I picked up speed, my sneakered feet barely touching the rutted ground. Suddenly I came to a dirt lane that intersected the road at right angles. Ahead was a hedge of trimmed bushes that obscured the area in back of it. Behind I heard the man approaching rapidly. I had no choice. I gathered all my strength and shot across the lane. Coiling my legs and stretching my arms like a high-board diver, I flew up and over the four-foot barrier in a soaring wave of ecstasy, landing gently as a flying squirrel in a brier patch.
From my bed of thorns I could hear my pursuer emerge into the clearing. Bleeding tiny drops from 1,000 needle pricks, I turned painfully to look through a narrow gap in the hedge. The man was confused, defeated. He was in a cul-de-sac. He roared into the night as if to frighten his vanished prey into submission: "I'll catch you! I'll catch you, you little bugger, and I'll wring your neck!"

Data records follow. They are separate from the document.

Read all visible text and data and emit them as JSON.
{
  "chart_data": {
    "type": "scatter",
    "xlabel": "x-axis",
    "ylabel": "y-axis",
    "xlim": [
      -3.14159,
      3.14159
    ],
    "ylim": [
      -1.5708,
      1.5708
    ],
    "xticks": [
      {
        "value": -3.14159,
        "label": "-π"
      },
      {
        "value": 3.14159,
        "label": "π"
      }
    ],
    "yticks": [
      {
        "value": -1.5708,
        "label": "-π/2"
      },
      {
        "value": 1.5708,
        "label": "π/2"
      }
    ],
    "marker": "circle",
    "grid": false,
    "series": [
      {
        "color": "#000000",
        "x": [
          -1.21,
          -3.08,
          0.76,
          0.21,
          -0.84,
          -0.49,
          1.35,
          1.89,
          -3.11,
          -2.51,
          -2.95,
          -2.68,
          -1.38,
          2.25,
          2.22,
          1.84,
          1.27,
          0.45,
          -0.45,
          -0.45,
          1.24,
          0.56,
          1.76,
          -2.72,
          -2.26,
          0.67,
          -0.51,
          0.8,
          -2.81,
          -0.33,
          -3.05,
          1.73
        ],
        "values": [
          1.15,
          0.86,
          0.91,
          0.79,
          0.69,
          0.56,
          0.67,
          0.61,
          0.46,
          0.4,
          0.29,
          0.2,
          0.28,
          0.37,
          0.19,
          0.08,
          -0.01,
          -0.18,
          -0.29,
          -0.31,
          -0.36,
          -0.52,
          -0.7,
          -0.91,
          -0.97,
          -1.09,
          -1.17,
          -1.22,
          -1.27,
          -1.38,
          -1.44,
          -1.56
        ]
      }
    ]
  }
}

On my sofa of nails I began to feel merry, almost joyous. "No you won't, you'll never catch me in a million years," I laughed to myself. The man looked right and left, and then stared at the hedge. I lay still as a plant, a silent Brer Rabbit.
The man turned in directionless rage and trudged off toward his car. When he was gone I lay still for another moment listening to the silence of the night, and then let fly with a tremendous, echoing guffaw.